Hedge fund managers have long been a target of Buffett's ire, as he urged investors to put their money into low-cost index funds, saying that the massive fees levied by professional money managers would eat into returns.
In a move steeped in irony, famous former hedge manager Whitney Tilson is betting half of his children's college funds on Buffett.
A big bet on Buffet and Berkshire
Tilson revealed in an email to investors that he would be investing the money he set aside for his kids' college educations and dividing it among just five stocks, according to ValueWalk -- 50% would be invested in Berkshire Hathaway, 25% in The Howard Hughes Corporation, with the remaining 25% divided roughly evenly among Amazon.com, Google parent Alphabet (NASDAQ:GOOGL) (NASDAQ:GOOG), and Facebook (NASDAQ:FB).
On his decision to place the majority of the funds in Berkshire Hathaway, Tilson said that the company "has everything I look for in a stock: It's safe, cheap, and growing at a healthy rate."
Buffett has repeatedly said that Berkshire Hathaway would be an enthusiastic buyer of its own stock if it fell below 1.2 times book value, a strategy that Tilson believes will provide a floor against significant drops in the stock price.
Relying on hedge funds' staunchest critic?
In order to fully appreciate the irony of this move, a history lesson is in order.
The Oracle of Omaha famously challenged hedge fund managers, wagering $500,000 that no investment pro could aggregate the returns of five hedge funds and beat an S&P 500 index fund over a 10-year period. Only one stepped forward to accept the challenge. When the bet concluded last year, Buffett emerged victorious, with the index fund significantly outperforming the professionals.
For those thinking that this might be an anomaly, consider this: While the average hedge fund returned 8.5% in 2017, the S&P 500 gained 21.8%
"I was wrong about Google"
In 2004, Tilson famously wrote in a column that he was "quite certain that there is only a fairly shallow, narrow moat around [Google's search] business." He also said, "I believe that it is virtually certain that Google's stock will be highly disappointing to investors foolish enough to participate in its overhyped offering -- you can hold me to that." Tilson also questioned the logic of valuing the company at "nearly 200 times trailing earnings."
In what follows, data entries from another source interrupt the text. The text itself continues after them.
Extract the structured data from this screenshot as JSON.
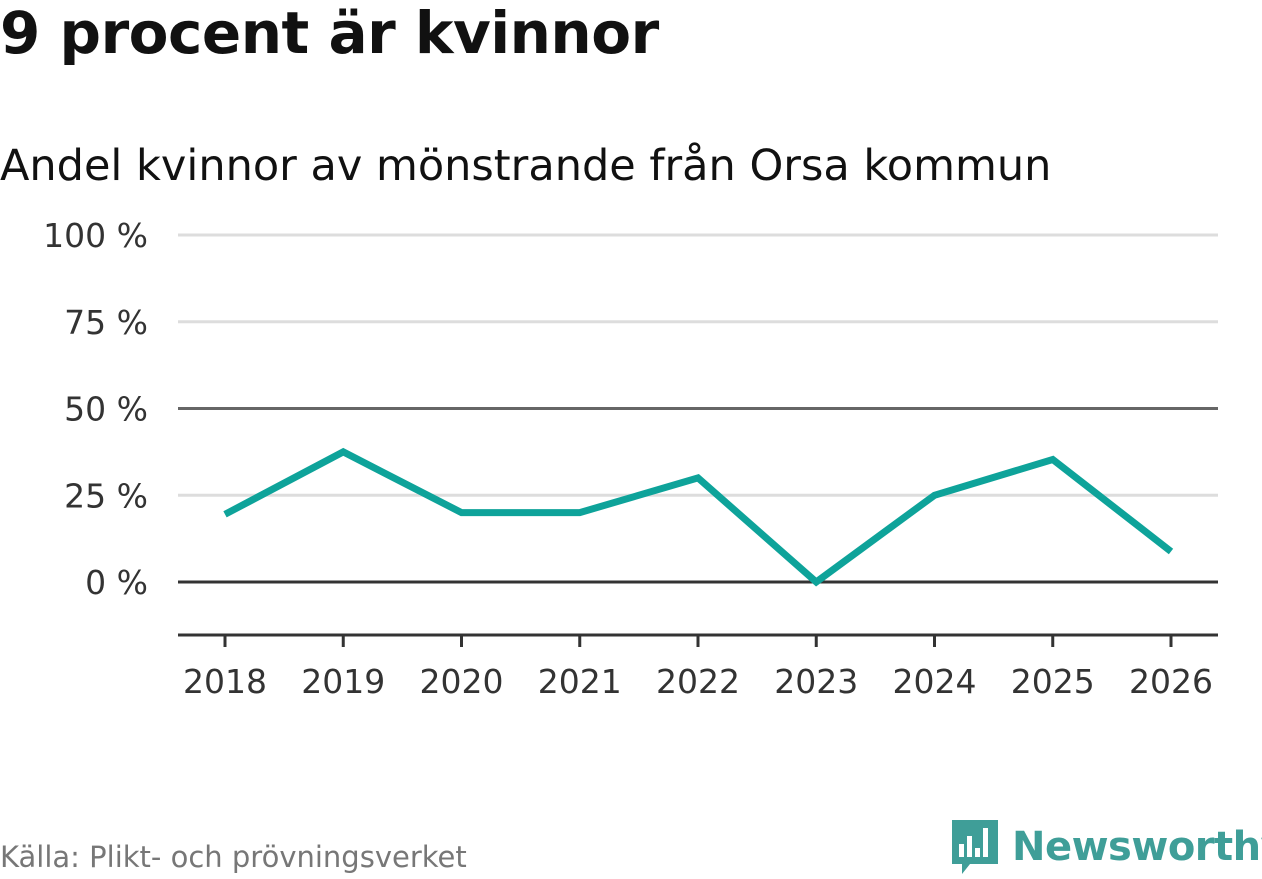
{
  "header": {
    "title": "9 procent är kvinnor",
    "subtitle": "Andel kvinnor av mönstrande från Orsa kommun"
  },
  "footer": {
    "source": "Källa: Plikt- och prövningsverket",
    "brand": "Newsworthy",
    "brand_icon": "newsworthy-logo-icon"
  },
  "colors": {
    "line": "#0ea39a",
    "grid": "#dddddd",
    "axis": "#555555",
    "brand": "#3f9e98"
  },
  "chart_data": {
    "type": "line",
    "title": "Andel kvinnor av mönstrande från Orsa kommun",
    "xlabel": "",
    "ylabel": "",
    "categories": [
      "2018",
      "2019",
      "2020",
      "2021",
      "2022",
      "2023",
      "2024",
      "2025",
      "2026"
    ],
    "series": [
      {
        "name": "Andel kvinnor",
        "values": [
          19.5,
          37.5,
          20,
          20,
          30,
          0,
          25,
          35.3,
          8.8
        ]
      }
    ],
    "ylim": [
      -15,
      100
    ],
    "yticks": [
      0,
      25,
      50,
      75,
      100
    ],
    "ytick_labels": [
      "0 %",
      "25 %",
      "50 %",
      "75 %",
      "100 %"
    ],
    "grid": true,
    "emphasized_gridlines": [
      0,
      50
    ]
  }
}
We all know how that turned out. Since then, Google's (now Alphabet's) stock has gained over 2,000%. More than a decade after his original pronouncement, Tilson stated that it was his "worst call ever." That decision was based primarily on valuation, he said, "in part because the stock has always appeared expensive to me, using the traditional valuation metrics with which I'm most comfortable."
Tilson now says that "Google has a very powerful virtuous cycle at work," citing its large user and advertiser bases, monetization, heavy research-and-development spending, superior product, and high barriers to entry. He also lays out a case that Alphabet's stock could double over the next four years.
Of both Alphabet and Facebook, Tilson wrote, "They dominate their respective industries all over the world; are growing rapidly; have enormous, sustainable competitive advantages in the form of brands, habits, and network effects; and have low-capital-intensive, high-margin business models that generate gobs of free cash flow."
He now believes that Alphabet and Facebook are the "two greatest businesses on earth."
A lesson learned
The lesson here isn't that investors should follow Tilson blindly into the stocks mentioned, rather that investors shouldn't fall in love with long-held beliefs -- particularly if there is evidence that they are wrong. It's never too late to make the right decision.